There were other scrapes with the authorities. “I also got into trouble once with Lembaga Arkitek Malaysia and the Singapore Institute of Architects for being involved in a MasterCard advertisement. I was accused of promoting my own company and it was described as disgraceful and infamous. This was unfortunate and definitely not the case. The advertisement was about featuring the masters of several professions, such as a violinist, botanist, architect and so on, so I thought it was good for the overall exposure of the industry,” Lim recalls.
“At the end of the day, the naysayers helped fortify my beliefs. They have made me a stronger person, so long as I maintain my honesty and truth.”

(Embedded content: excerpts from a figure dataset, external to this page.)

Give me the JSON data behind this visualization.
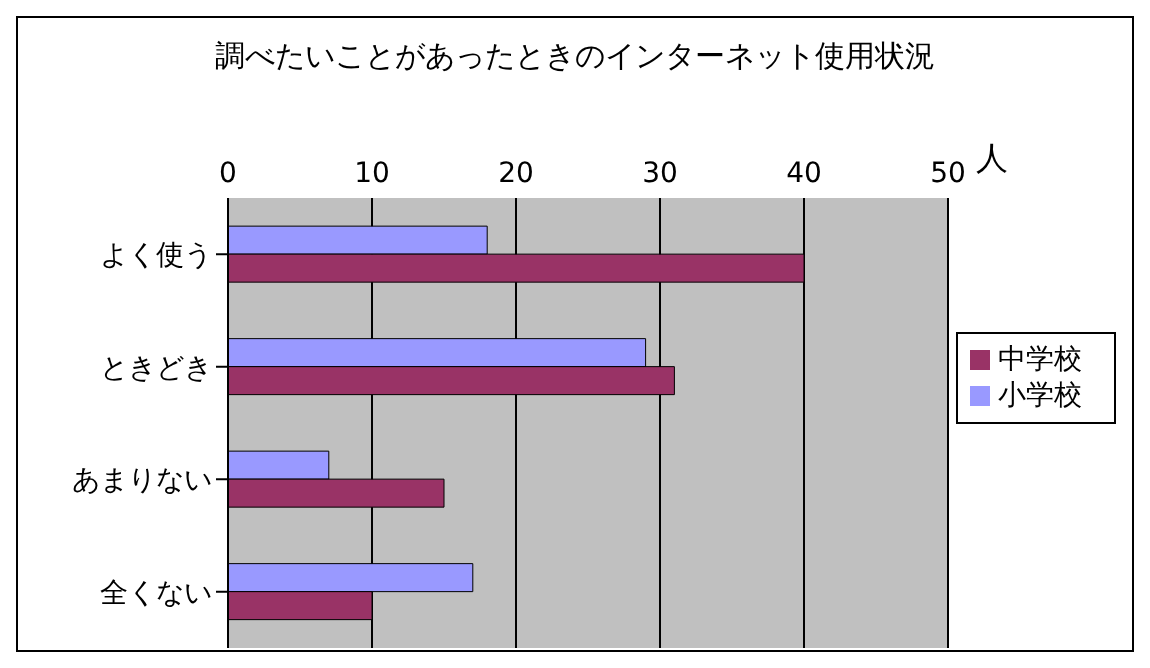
{
  "chart_data": {
    "type": "bar",
    "orientation": "horizontal",
    "title": "調べたいことがあったときのインターネット使用状況",
    "xlabel": "人",
    "categories": [
      "よく使う",
      "ときどき",
      "あまりない",
      "全くない"
    ],
    "series": [
      {
        "name": "小学校",
        "color": "#9999ff",
        "values": [
          18,
          29,
          7,
          17
        ]
      },
      {
        "name": "中学校",
        "color": "#993366",
        "values": [
          40,
          31,
          15,
          10
        ]
      }
    ],
    "xlim": [
      0,
      50
    ],
    "xticks": [
      0,
      10,
      20,
      30,
      40,
      50
    ],
    "grid": "x",
    "legend": "right"
  }
}
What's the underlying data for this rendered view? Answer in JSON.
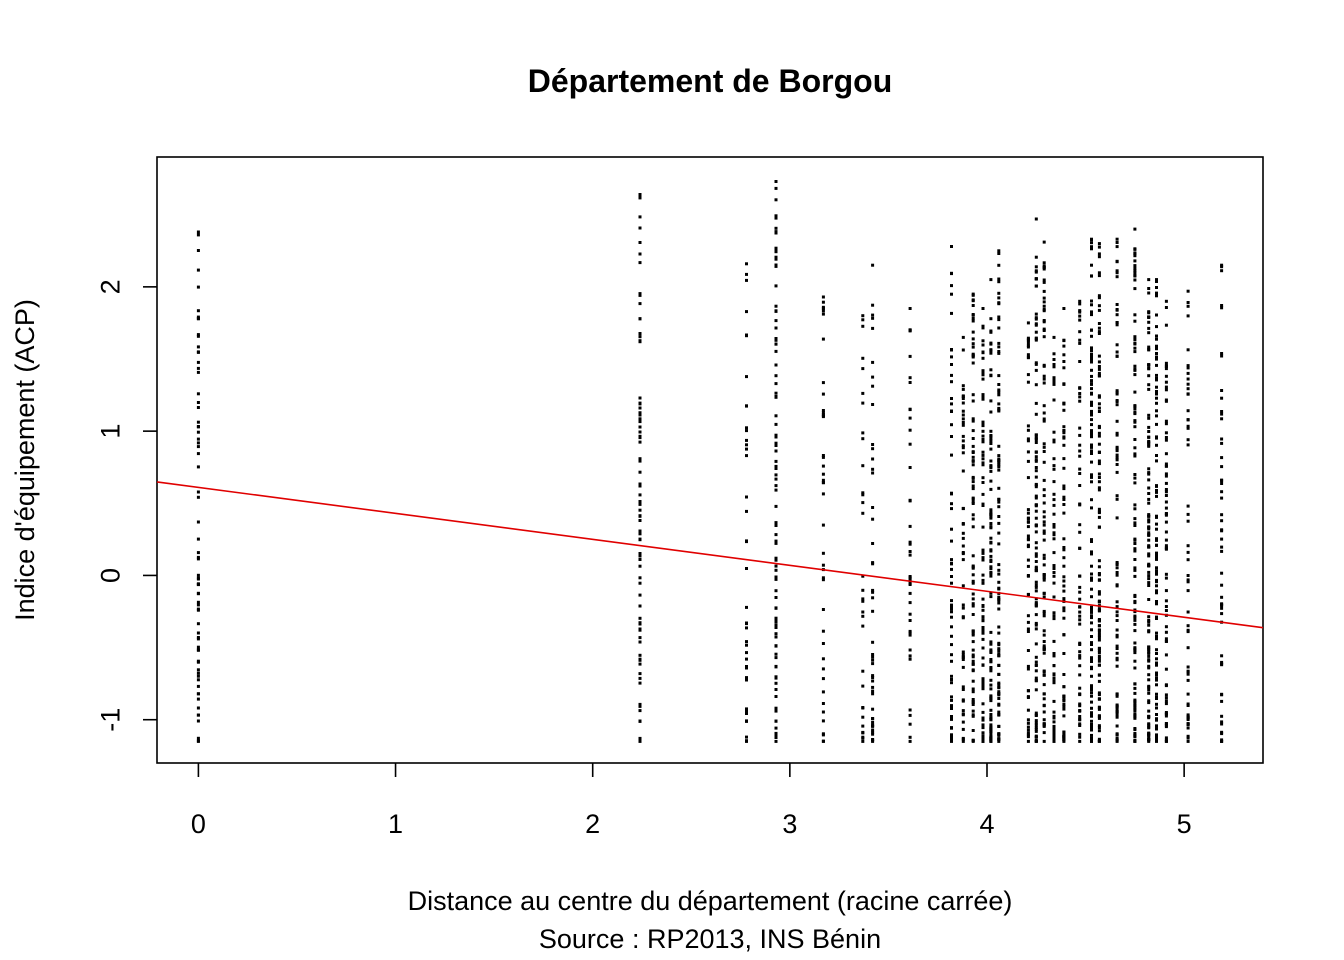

“One of the biggest challenges in the industry, by far, is maintaining my sanity,” Lim laughs.
“I have had to deal with really difficult clients and contractors who were always trying to find the easy way out. You really see people’s true colours and character in this field. It is a big lesson to learn and until today, I am still learning how to be diplomatic in dealing with them.”
Apart from his involvement with PAM, Lim was also a founding member and trustee of The Heritage of Malaysia Trust (Badan Warisan Malaysia) in 1983.
“I was active in Badan Warisan Malaysia. At the time, the Eastern Hotel was demolished, so we made a lot of noise. It was knocked down by Berjaya Group. With his influence, the mayor managed to get a contribution of RM200,000 from Berjaya and that was when the organisation started to collect money to help with conservation in the city.
“Today, I think there is a genuine attempt to do some conservation work in the city but there certainly has to be effort.
“Conservation is very important. There’s a saying, ‘today is yesterday’s tomorrow as today will be tomorrow’s yesterday’. It is important to have continuity and to move forward, you must always come back. It is important for the younger generation to recognise and keep these national treasures.”
Lim served as the president of the Friends of Heritage, Malaysia (Sahabat Warisan Malaysia) from 1989 to 1992.
Still going strong
Currently, Lim is working on a project in Johor. “I have got a commission to do a house for clients who are almost identical to those of the Salinger Residence — a couple who would like a holiday home,” he says.
“Details of the project are still confidential. It was difficult at first because I would like to achieve something that does not replicate the Salinger Residence due to the components. We have somehow achieved a design that has generic similarities but is different.
“The house is already under construction and will be completed next year, and if all goes well, I might even submit the design for the Aga Khan Award again. I find it satisfying to have my work recognised and to be included in publication.”
Lim was an adjunct professor at Curtin University, Western Australia, and the University of Tasmania, and an adviser to Alta College of Design in Malaysia. He was also the editor of Majalah Arkitek and has written for publications such as Berita Arkitek. He continues to lecture extensively at conferences and seminars.
“To me, the greatest thing about this profession is to build something of your own
creativity. To create something that is fulfilling to the clients and to be able to work consistently. To achieve something that is meaningful and that has relevance to your culture, heritage and environment.
“My advice to young, aspiring architects is to work hard. There is no shortcut to achieving success in this industry,” Lim says.
He comments that he does not need to find a way to relax. “I am already relaxed doing what I do, although it is nice to catch up with some old friends over drinks every now and then.”
When asked if he was planning on retiring any time soon, Lim says no, with a twinkle in his eye.